# tanks a lot



## Kenny Middendorf (Dec 8, 2017)

hi everyone , could anyone tell me what year my elgin is ?  i would like to find a tank for it , but havent found a discription or pic that makes me confident enough to purchase one . with or without it will be a great bike to have and enjoy ! here are a couple pics from when it found me


----------



## SKIDKINGSVBC (Dec 8, 2017)

Looks like a 38 or 39 Elgin..


----------



## rollfaster (Dec 8, 2017)

Looks a lot like the 38 Murray built Elgin I used to own.


----------



## Kenny Middendorf (Dec 8, 2017)

SKIDKINGSVBC said:


> Looks like a 38 or 39 Elgin..



thanks for the info greatly appreicated


----------



## Kenny Middendorf (Dec 8, 2017)

rollfaster said:


> View attachment 721448 Looks a lot like the 38 Murray built Elgin I used to own.

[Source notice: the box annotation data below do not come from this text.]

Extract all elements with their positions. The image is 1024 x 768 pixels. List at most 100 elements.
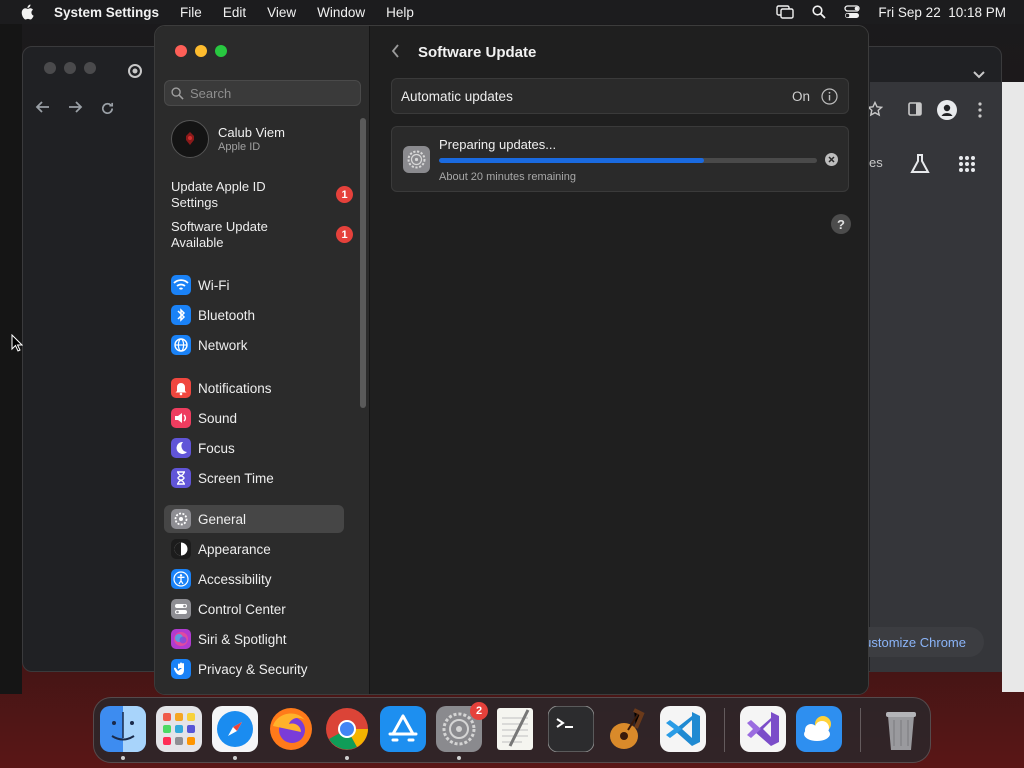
sidebar-item-notifications[interactable]: Notifications bbox=[164, 374, 344, 402]
notice-badge: 1 bbox=[336, 186, 353, 203]
finder-icon[interactable] bbox=[100, 706, 146, 752]
menu-window[interactable]: Window bbox=[317, 5, 365, 20]
hourglass-icon bbox=[171, 468, 191, 488]
background-window-edge bbox=[0, 24, 22, 694]
dock-running-indicator bbox=[345, 756, 349, 760]
weather-icon[interactable] bbox=[796, 706, 842, 752]
app-store-icon[interactable] bbox=[380, 706, 426, 752]
zoom-button[interactable] bbox=[215, 45, 227, 57]
siri-icon bbox=[171, 629, 191, 649]
chrome-icon[interactable] bbox=[324, 706, 370, 752]
dock: 2 bbox=[93, 697, 931, 763]
terminal-icon[interactable] bbox=[548, 706, 594, 752]
window-traffic-lights bbox=[175, 45, 227, 57]
dock-running-indicator bbox=[457, 756, 461, 760]
launchpad-icon[interactable] bbox=[156, 706, 202, 752]
system-settings-window: Search Calub Viem Apple ID Update Apple … bbox=[154, 25, 869, 695]
search-placeholder: Search bbox=[190, 85, 232, 101]
sidebar-item-appearance[interactable]: Appearance bbox=[164, 535, 344, 563]
textedit-icon[interactable] bbox=[492, 706, 538, 752]
sidebar-item-label: Notifications bbox=[198, 380, 272, 396]
sidebar-item-accessibility[interactable]: Accessibility bbox=[164, 565, 344, 593]
chrome-partial-text: es bbox=[869, 155, 883, 170]
chrome-page-panel bbox=[870, 82, 1002, 672]
safari-icon[interactable] bbox=[212, 706, 258, 752]
chrome-apps-grid-icon[interactable] bbox=[958, 155, 976, 178]
automatic-updates-row: Automatic updates On bbox=[391, 78, 849, 114]
speaker-icon bbox=[171, 408, 191, 428]
update-progress-bar bbox=[439, 158, 817, 163]
sidebar-item-label: Screen Time bbox=[198, 470, 274, 486]
menu-clock[interactable]: Fri Sep 22 10:18 PM bbox=[878, 5, 1006, 20]
help-button[interactable]: ? bbox=[831, 214, 851, 234]
software-update-notice[interactable]: Software Update Available 1 bbox=[171, 219, 361, 251]
sidebar-item-label: Bluetooth bbox=[198, 307, 256, 323]
chrome-profile-icon[interactable] bbox=[937, 100, 957, 125]
update-apple-id-notice[interactable]: Update Apple ID Settings 1 bbox=[171, 179, 361, 211]
chrome-side-panel-icon[interactable] bbox=[907, 101, 923, 122]
hand-icon bbox=[171, 659, 191, 679]
sidebar-item-wi-fi[interactable]: Wi-Fi bbox=[164, 271, 344, 299]
menu-file[interactable]: File bbox=[180, 5, 202, 20]
sidebar-item-label: Focus bbox=[198, 440, 235, 456]
info-icon[interactable] bbox=[821, 88, 838, 108]
close-button[interactable] bbox=[175, 45, 187, 57]
accessibility-icon bbox=[171, 569, 191, 589]
sidebar-item-general[interactable]: General bbox=[164, 505, 344, 533]
notice-badge: 1 bbox=[336, 226, 353, 243]
chrome-menu-icon[interactable] bbox=[978, 102, 982, 123]
minimize-button[interactable] bbox=[195, 45, 207, 57]
sidebar-item-network[interactable]: Network bbox=[164, 331, 344, 359]
chrome-forward-icon[interactable] bbox=[67, 99, 83, 120]
menu-help[interactable]: Help bbox=[386, 5, 414, 20]
garageband-icon[interactable] bbox=[604, 706, 650, 752]
control-center-icon bbox=[171, 599, 191, 619]
chrome-labs-flask-icon[interactable] bbox=[909, 153, 931, 180]
chrome-tab-dropdown-icon[interactable] bbox=[972, 64, 986, 85]
chrome-bookmark-star-icon[interactable] bbox=[866, 100, 884, 122]
customize-chrome-button[interactable]: ustomize Chrome bbox=[852, 627, 984, 657]
update-progress-fill bbox=[439, 158, 704, 163]
sidebar-item-sound[interactable]: Sound bbox=[164, 404, 344, 432]
dock-running-indicator bbox=[233, 756, 237, 760]
sidebar-scrollbar[interactable] bbox=[360, 118, 366, 408]
chrome-reload-icon[interactable] bbox=[100, 100, 115, 121]
profile-name: Calub Viem bbox=[218, 125, 285, 140]
screen-mirroring-icon[interactable] bbox=[776, 5, 795, 19]
chrome-close-button[interactable] bbox=[44, 62, 56, 74]
spotlight-search-icon[interactable] bbox=[812, 5, 827, 19]
search-field[interactable]: Search bbox=[164, 80, 361, 106]
sidebar-item-focus[interactable]: Focus bbox=[164, 434, 344, 462]
trash-icon[interactable] bbox=[878, 706, 924, 752]
chrome-minimize-button[interactable] bbox=[64, 62, 76, 74]
back-chevron-icon[interactable] bbox=[391, 42, 400, 63]
sidebar-item-screen-time[interactable]: Screen Time bbox=[164, 464, 344, 492]
chrome-traffic-lights bbox=[44, 62, 96, 74]
chrome-back-icon[interactable] bbox=[35, 99, 51, 120]
menu-view[interactable]: View bbox=[267, 5, 296, 20]
sidebar-item-label: General bbox=[198, 511, 247, 527]
profile-subtitle: Apple ID bbox=[218, 141, 261, 153]
apple-id-profile[interactable]: Calub Viem Apple ID bbox=[171, 120, 285, 158]
chrome-tab-icon[interactable] bbox=[128, 62, 142, 83]
pane-header: Software Update bbox=[391, 42, 536, 63]
menu-edit[interactable]: Edit bbox=[223, 5, 246, 20]
sidebar-item-siri-spotlight[interactable]: Siri & Spotlight bbox=[164, 625, 344, 653]
visual-studio-icon[interactable] bbox=[740, 706, 786, 752]
search-icon bbox=[171, 86, 184, 100]
apple-logo-icon[interactable] bbox=[19, 4, 35, 20]
bell-icon bbox=[171, 378, 191, 398]
sidebar-item-label: Network bbox=[198, 337, 248, 353]
menu-app-name[interactable]: System Settings bbox=[54, 5, 159, 20]
control-center-menu-icon[interactable] bbox=[844, 5, 861, 19]
cancel-update-icon[interactable] bbox=[825, 153, 838, 171]
sidebar-item-bluetooth[interactable]: Bluetooth bbox=[164, 301, 344, 329]
sidebar-item-privacy-security[interactable]: Privacy & Security bbox=[164, 655, 344, 683]
network-globe-icon bbox=[171, 335, 191, 355]
sidebar-item-control-center[interactable]: Control Center bbox=[164, 595, 344, 623]
vscode-icon[interactable] bbox=[660, 706, 706, 752]
chrome-zoom-button[interactable] bbox=[84, 62, 96, 74]
firefox-icon[interactable] bbox=[268, 706, 314, 752]
background-window-right-edge bbox=[1002, 82, 1024, 692]
sidebar-item-label: Privacy & Security bbox=[198, 661, 308, 677]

thanks , i think i talked to you in wentsville one rainey morning


----------



## Kenny Middendorf (Dec 8, 2017)

Kenny Middendorf said:


> thanks , i think i talked to you in wentsville one rainey morning



did'nt you sell yours


----------



## rollfaster (Dec 8, 2017)

Kenny Middendorf said:


> did'nt you sell yours



Yes Sir, now resides in NC.


----------



## bikewhorder (Dec 8, 2017)

Kenny Middendorf said:


> hi everyone , could anyone tell me what year my elgin is ?  i would like to find a tank for it , but havent found a discription or pic that makes me confident enough to purchase one . with or without it will be a great bike to have and enjoy ! here are a couple pics from when it found me View attachment 721426 View attachment 721427



The thing to watch out for is there are two similar long tanks for this bike.  One fits a curved seat tube and one is for a straight tube. Your safest bet is to find a short tank.  Here's one that would look great on the bike Rob posted. https://thecabe.com/forum/threads/nos-1939-elgin-tank.102779/#post-670035


----------



## mynameislegion (Dec 8, 2017)

Tank differences. The black and red tanks would fit your bike with the straight seat mast. Note the elongated hole for the seat mast is a little farther back. The blue and the crusty black tanks would fit a similar style bike but with a curved or "swept" seat mast. Note the holes for the seat mast are more round. These tanks do not interchange without modifying them. I would recommend getting the correct tank.  Please see the pics of the two project bikes as a reference.


----------



## Adamtinkerer (Dec 9, 2017)

See what's stamped on the BB, may have a Murray 'MO' or MOS' year code.


----------



## mynameislegion (Mar 25, 2018)

@Krakatoa


----------



## mynameislegion (Mar 25, 2018)

@cds2323


----------



## nick1985 (May 21, 2018)

mynameislegion said:


> Tank differences. The black and red tanks would fit your bike with the straight seat mast. Note the elongated hole for the seat mast is a little farther back. The blue and the crusty black tanks would fit a similar style bike but with a curved or "swept" seat mast. Note the holes for the seat mast are more round. These tanks do not interchange without modifying them. I would recommend getting the correct tank.  Please see the pics of the two project bikes as a reference.View attachment 721654 View attachment 721655 View attachment 721656 View attachment 721657 View attachment 721658 View attachment 721659 View attachment 721654 View attachment 721655 View attachment 721656 View attachment 721657 View attachment 721658 View attachment 721659 View attachment 721654 View attachment 721655 View attachment 721656 View attachment 721657 View attachment 721658 View attachment 721659 View attachment 721660 View attachment 721661




Is the crusty black tank for sale by any chance? Im needing a tank for a bike I am buying this week


----------



## mynameislegion (Jan 10, 2021)

@Mad Mike


----------